Grey clouds and persistent drizzle may not provide the ideal backdrop for a European final, but fans from Sevilla FC and RCD Espanyol were nevertheless in buoyant mood ahead of tonight's UEFA Cup showpiece in Glasgow.
Sombreros, flamenco dancing and castanets are not typically associated with Scotland though with the final being an all-Spanish affair, supporters ensured locals get a taste of their homeland. Much of the focus was on the stunning George Square, where both sets of fans mingled as they savoured the atmosphere; wandering around and occasionally bursting into chants as performers dance, sang and played. It was a setting fit for the romantic poet Robert Burns, whose statue adorns the square.

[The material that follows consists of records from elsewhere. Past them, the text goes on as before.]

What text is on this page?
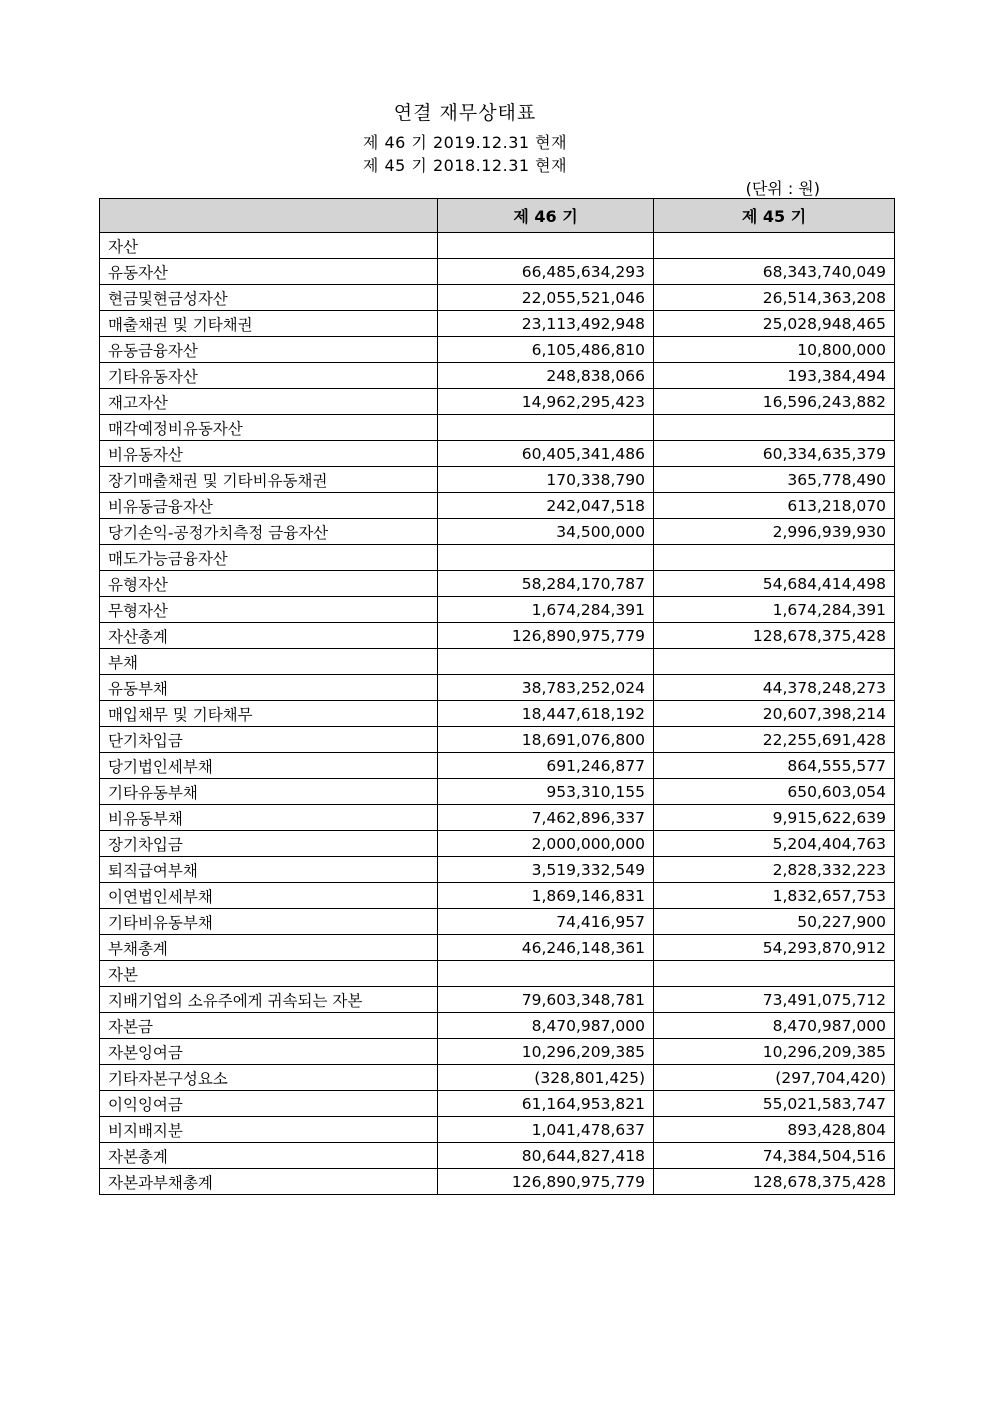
연결 재무상태표
제 46 기 2019.12.31 현재
제 45 기 2018.12.31 현재
(단위 : 원)
	제 46 기	제 45 기
자산		
유동자산	66,485,634,293	68,343,740,049
현금및현금성자산	22,055,521,046	26,514,363,208
매출채권 및 기타채권	23,113,492,948	25,028,948,465
유동금융자산	6,105,486,810	10,800,000
기타유동자산	248,838,066	193,384,494
재고자산	14,962,295,423	16,596,243,882
매각예정비유동자산		
비유동자산	60,405,341,486	60,334,635,379
장기매출채권 및 기타비유동채권	170,338,790	365,778,490
비유동금융자산	242,047,518	613,218,070
당기손익-공정가치측정 금융자산	34,500,000	2,996,939,930
매도가능금융자산		
유형자산	58,284,170,787	54,684,414,498
무형자산	1,674,284,391	1,674,284,391
자산총계	126,890,975,779	128,678,375,428
부채		
유동부채	38,783,252,024	44,378,248,273
매입채무 및 기타채무	18,447,618,192	20,607,398,214
단기차입금	18,691,076,800	22,255,691,428
당기법인세부채	691,246,877	864,555,577
기타유동부채	953,310,155	650,603,054
비유동부채	7,462,896,337	9,915,622,639
장기차입금	2,000,000,000	5,204,404,763
퇴직급여부채	3,519,332,549	2,828,332,223
이연법인세부채	1,869,146,831	1,832,657,753
기타비유동부채	74,416,957	50,227,900
부채총계	46,246,148,361	54,293,870,912
자본		
지배기업의 소유주에게 귀속되는 자본	79,603,348,781	73,491,075,712
자본금	8,470,987,000	8,470,987,000
자본잉여금	10,296,209,385	10,296,209,385
기타자본구성요소	(328,801,425)	(297,704,420)
이익잉여금	61,164,953,821	55,021,583,747
비지배지분	1,041,478,637	893,428,804
자본총계	80,644,827,418	74,384,504,516
자본과부채총계	126,890,975,779	128,678,375,428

A patriot, Burns would also have approved of the large number of kilts on show, though he might not have recognised the tanned legs protruding from them. Nor would he recognise the tartan, a blue design adopted by many of the Espanyol fans for the day as they looked to garner neutral support. "There seem to be more people from Sevilla and so we need to have Scottish supporters," said one of their number, Luis García, his seriousness on the matter slightly negated by the ginger wig and tartan hat he was sporting.
"It's great to be here," the student continued. "As soon as we won the semi-final against Werder Bremen I booked my ticket as I needed to be here to experience this. I'm too young to remember when we were last in the final." That was 19 years ago when the Catalan outfit relinquished a 3-0 first-leg advantage to Bayer 04 Leverkusen which means Espanyol are still seeking a maiden European trophy. Sevilla, of course, broke that duck last season by beating Middlesbrough FC 4-0 and their army of red-and-white clad followers are hopeful of more success.
"I love it here," said Sevilla fan María Castillo from beneath her scarlet raincoat. "We have walked all around the city and the rain doesn't matter at all – we are just happy to be here. Last year was great although it will be hard to win 4-0 again. Maybe this time it will only be 3-0." It is an optimism shared by many on both sides of the divide and the spirit of the event is also infecting the Glaswegian public. One newspaper seller refused to be converted by the sombreros, scarves and wigs, however. "Both sets of fans are great so I won't be taking sides," he shouted as rain hammered down on his umbrella. "Even with the rain, it's a grand day."